LaÏla Diallo by Ravi Deepres Capital Nights

Playhouse Theatre
Thursday 30th October 2008

Reviewed by Alfonso Barata

Capital Nights is a new contemporary dance festival that showcases companies from previous European capitals of culture; it is presented and organised by MDI (Merseyside Dance Initiative).

During four days, Liverpool becomes the European capital of dance, showcasing companies from cities such as Dublin, Amsterdam, Genova and Liverpool. There are also seminars and talks.

For dance lovers, this is a fantastic opportunity to enjoy the best of European contemporary dance.

Thursday’s night comprised of a triple bill including companies hailing from Amsterdam, Dublin and a Bristol-based solo performer.

The event started with a 16 minute piece by Québec dancer LaÏla Diallo (above), The Wayside; this is a solo performance that explores the subject of departure, the piece fails to engage and inspire; without any other visual aid and with background music used sparingly, Diallo becomes the centre of a piece that for all its shortness becomes too long. Rather than using this as a chance to display an accomplished technique and passion, by insisting in sticking to a more abstract and poetic angle, the piece falls flat.

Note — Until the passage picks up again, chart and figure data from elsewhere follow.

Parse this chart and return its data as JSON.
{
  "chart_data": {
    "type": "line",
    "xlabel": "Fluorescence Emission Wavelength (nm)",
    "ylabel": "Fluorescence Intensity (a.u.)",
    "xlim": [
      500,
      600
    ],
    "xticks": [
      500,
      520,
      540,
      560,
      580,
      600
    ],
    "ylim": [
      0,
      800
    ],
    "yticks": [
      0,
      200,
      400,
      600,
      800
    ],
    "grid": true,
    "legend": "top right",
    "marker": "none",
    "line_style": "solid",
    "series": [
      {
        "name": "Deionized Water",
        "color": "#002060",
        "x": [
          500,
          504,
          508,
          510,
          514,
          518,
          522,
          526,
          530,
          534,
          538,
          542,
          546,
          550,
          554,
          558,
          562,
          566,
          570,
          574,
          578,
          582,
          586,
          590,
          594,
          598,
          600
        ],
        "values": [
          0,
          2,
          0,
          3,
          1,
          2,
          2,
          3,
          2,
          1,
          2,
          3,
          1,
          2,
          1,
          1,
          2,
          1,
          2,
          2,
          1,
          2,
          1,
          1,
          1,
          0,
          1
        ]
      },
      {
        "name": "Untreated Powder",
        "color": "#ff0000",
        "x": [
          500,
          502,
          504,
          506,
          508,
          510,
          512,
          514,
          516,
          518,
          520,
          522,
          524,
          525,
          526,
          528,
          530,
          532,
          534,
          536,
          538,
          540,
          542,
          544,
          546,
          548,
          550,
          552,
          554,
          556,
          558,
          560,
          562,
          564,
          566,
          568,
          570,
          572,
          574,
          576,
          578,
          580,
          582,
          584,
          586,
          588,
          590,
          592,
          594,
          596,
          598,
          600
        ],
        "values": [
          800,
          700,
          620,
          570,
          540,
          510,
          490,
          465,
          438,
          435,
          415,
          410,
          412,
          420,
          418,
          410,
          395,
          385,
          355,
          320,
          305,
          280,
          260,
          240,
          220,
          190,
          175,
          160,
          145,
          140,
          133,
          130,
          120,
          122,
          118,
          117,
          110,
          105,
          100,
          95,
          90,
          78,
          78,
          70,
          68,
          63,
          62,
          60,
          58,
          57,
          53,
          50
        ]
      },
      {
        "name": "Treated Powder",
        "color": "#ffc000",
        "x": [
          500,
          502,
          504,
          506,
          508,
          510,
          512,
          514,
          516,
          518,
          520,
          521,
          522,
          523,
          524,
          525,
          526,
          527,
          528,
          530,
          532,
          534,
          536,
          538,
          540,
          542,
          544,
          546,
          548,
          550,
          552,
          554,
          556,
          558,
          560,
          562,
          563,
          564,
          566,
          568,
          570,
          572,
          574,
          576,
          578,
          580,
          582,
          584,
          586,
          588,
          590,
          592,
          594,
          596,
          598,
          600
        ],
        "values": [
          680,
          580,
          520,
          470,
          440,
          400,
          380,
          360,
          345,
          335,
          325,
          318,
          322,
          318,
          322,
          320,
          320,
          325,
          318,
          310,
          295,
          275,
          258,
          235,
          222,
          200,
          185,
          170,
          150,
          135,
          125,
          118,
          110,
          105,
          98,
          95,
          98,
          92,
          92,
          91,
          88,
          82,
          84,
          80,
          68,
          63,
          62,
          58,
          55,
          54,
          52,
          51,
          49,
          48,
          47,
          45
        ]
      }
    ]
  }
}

Next it’s the Dublin trio from the Rex Levitates Dance Company who presented the piece Shared Material on Dying.

I must confess that both the name of the company and the title of this performance spring to mind one word: pretentiousness.

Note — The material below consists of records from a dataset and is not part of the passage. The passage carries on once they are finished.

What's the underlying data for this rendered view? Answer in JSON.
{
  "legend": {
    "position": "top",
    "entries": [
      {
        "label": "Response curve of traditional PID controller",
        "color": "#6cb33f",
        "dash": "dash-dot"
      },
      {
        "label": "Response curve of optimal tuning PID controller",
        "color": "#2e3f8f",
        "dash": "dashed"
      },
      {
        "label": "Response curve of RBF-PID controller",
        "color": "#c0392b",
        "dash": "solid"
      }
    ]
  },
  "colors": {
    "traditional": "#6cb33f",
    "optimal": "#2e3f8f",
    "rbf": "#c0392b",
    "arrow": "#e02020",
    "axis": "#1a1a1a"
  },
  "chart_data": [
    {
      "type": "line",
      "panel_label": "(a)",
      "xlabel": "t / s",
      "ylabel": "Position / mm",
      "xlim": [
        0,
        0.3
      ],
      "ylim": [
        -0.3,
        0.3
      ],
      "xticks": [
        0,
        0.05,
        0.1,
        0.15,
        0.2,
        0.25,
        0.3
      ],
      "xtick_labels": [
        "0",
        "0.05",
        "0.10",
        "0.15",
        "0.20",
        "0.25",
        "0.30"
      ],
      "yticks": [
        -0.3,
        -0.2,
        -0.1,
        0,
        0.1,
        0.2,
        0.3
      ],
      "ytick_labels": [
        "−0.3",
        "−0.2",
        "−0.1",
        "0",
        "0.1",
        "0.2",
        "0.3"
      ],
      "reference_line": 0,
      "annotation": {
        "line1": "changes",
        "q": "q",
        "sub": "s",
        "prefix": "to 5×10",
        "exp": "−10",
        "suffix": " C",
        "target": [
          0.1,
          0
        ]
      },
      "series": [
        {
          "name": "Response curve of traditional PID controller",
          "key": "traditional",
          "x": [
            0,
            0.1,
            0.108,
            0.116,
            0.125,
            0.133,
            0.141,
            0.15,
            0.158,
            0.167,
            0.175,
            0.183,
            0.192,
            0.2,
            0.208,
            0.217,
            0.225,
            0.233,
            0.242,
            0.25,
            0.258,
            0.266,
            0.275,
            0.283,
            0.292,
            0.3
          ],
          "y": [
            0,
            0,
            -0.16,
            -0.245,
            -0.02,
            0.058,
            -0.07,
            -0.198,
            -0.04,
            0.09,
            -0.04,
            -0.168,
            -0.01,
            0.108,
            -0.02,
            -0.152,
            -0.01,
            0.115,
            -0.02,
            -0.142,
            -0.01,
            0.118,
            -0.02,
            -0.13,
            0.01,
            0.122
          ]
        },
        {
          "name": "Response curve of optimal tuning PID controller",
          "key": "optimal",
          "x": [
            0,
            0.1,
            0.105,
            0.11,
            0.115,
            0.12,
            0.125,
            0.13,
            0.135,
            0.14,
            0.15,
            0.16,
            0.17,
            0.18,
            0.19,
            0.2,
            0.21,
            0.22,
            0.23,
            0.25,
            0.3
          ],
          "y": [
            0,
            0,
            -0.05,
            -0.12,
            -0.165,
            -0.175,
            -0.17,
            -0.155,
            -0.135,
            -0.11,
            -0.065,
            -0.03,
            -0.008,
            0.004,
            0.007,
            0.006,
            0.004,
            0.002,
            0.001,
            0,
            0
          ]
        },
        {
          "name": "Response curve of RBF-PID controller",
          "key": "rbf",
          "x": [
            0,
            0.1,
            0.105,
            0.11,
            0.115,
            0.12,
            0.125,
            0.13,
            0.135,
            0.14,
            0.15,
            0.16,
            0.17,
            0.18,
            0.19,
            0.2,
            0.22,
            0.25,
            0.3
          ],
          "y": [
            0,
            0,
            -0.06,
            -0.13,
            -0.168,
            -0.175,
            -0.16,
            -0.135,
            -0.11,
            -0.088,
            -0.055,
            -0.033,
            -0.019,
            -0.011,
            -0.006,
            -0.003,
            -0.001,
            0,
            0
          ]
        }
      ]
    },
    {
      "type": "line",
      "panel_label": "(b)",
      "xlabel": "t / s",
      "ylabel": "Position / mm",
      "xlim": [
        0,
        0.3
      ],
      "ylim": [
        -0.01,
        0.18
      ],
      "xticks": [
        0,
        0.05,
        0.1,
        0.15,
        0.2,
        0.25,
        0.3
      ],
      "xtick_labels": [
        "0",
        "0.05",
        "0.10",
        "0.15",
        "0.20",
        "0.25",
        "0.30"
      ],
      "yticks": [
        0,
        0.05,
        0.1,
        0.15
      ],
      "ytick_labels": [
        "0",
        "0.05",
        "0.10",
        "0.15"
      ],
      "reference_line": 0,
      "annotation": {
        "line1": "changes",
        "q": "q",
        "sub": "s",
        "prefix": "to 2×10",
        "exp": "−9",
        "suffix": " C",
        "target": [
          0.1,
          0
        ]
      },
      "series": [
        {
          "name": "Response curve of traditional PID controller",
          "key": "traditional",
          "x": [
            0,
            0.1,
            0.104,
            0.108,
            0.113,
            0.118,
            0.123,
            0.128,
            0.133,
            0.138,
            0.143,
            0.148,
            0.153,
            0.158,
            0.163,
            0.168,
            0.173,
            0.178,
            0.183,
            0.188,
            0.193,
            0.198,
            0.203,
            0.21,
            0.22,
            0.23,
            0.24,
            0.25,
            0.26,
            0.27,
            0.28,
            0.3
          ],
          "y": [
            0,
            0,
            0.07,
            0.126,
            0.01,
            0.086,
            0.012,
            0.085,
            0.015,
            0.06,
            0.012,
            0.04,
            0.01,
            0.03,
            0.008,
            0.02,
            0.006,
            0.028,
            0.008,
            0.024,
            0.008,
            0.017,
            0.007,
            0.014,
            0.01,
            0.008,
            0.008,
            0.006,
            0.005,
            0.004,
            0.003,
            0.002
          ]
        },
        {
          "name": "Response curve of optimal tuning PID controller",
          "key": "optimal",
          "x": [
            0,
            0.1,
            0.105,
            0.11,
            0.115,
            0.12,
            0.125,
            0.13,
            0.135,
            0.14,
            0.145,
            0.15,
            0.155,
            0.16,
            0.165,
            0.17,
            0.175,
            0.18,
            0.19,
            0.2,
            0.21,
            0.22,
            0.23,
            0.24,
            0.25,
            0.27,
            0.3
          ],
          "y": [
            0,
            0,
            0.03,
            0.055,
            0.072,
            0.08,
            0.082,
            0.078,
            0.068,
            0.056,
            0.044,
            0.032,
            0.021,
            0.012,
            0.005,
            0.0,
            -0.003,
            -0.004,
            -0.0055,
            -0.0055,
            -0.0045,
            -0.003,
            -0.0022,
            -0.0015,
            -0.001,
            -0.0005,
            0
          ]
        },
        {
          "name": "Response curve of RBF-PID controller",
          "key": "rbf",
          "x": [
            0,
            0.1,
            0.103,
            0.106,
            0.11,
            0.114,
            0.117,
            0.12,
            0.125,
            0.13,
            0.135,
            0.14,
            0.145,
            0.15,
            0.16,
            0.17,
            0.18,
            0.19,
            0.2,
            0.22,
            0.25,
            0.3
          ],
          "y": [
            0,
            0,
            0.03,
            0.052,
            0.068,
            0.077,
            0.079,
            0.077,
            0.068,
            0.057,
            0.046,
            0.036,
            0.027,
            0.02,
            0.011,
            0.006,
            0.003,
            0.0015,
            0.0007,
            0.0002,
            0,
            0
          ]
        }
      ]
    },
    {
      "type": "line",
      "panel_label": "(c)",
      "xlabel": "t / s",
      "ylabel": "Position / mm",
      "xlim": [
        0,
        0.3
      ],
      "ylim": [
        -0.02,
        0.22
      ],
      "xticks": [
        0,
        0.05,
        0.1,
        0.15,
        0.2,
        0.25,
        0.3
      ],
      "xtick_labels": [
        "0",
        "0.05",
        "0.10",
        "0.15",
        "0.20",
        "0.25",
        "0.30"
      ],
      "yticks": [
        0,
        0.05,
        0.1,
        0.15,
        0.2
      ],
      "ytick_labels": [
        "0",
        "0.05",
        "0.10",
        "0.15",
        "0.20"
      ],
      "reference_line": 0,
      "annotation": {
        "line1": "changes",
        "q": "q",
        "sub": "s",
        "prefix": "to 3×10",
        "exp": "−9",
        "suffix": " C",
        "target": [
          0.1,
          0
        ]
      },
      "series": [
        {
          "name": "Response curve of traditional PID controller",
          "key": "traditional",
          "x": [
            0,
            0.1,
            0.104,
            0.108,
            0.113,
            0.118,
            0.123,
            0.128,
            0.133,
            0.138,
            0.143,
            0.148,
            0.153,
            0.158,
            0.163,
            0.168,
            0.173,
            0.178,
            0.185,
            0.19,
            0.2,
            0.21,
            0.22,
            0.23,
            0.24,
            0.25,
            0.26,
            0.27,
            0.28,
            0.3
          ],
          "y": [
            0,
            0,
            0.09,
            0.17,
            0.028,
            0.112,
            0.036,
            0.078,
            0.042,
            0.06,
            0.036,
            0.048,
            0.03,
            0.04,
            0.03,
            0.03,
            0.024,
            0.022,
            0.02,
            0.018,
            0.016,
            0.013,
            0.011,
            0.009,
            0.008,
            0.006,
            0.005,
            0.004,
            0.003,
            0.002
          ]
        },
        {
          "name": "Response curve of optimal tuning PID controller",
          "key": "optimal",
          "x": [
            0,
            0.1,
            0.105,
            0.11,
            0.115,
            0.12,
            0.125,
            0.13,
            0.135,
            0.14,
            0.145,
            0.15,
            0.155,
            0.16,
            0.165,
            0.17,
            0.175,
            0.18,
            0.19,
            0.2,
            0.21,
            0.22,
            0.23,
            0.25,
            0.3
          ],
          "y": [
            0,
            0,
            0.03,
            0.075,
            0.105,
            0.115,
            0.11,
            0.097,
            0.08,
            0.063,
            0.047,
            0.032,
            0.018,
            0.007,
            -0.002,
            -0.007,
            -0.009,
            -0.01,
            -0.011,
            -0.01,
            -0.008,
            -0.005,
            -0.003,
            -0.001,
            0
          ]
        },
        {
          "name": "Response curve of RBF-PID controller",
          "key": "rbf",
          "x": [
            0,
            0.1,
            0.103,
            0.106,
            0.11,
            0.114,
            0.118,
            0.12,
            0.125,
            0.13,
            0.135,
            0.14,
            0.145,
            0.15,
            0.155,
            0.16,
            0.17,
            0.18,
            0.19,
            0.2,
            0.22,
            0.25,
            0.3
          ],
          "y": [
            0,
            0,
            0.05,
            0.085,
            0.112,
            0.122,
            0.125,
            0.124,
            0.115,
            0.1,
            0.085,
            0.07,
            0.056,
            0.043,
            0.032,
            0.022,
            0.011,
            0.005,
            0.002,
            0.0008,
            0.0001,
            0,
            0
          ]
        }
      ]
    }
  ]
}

But of course, for the sake of writing an objective review, I leave my preconceptions behind and try to concentrate on what happens on stage, which is not much really.

Three women, dressed identically, dancing in complete silence, with very slow movements first that then gradually gather momentum.

By mirroring their movements, the three dancers become one. Whilst two of the dancers remain in the shadow, it is the one in the middle who gets the full attention and who seemingly leads the way.

By depraving the piece of any background music, we feel compelled to completely focus our attention on the dancers, who do their best to fill the void by producing what it is at times a fine performance.

The evening finished with a more ambitious piece presented by the Dutch company Anouk van Dijk dc.

Created originally for the Russian company Provincial Dances Theatre, Am I Out?, this is a very dynamic piece that explores Russian society in the times following the fall of the Soviet Union.

Music and performers blend perfectly here; four characters, two male and two female, present us a highly physical performance, that sees dancers producing original and finely delivered movements.

Visually interesting and engaging, Am I Out? is no exempt of sense of humour that gives the piece an extra interest.
This last company really showed a quality that is not far from what you would expect from a festival presenting the finest contemporary dance across the continent.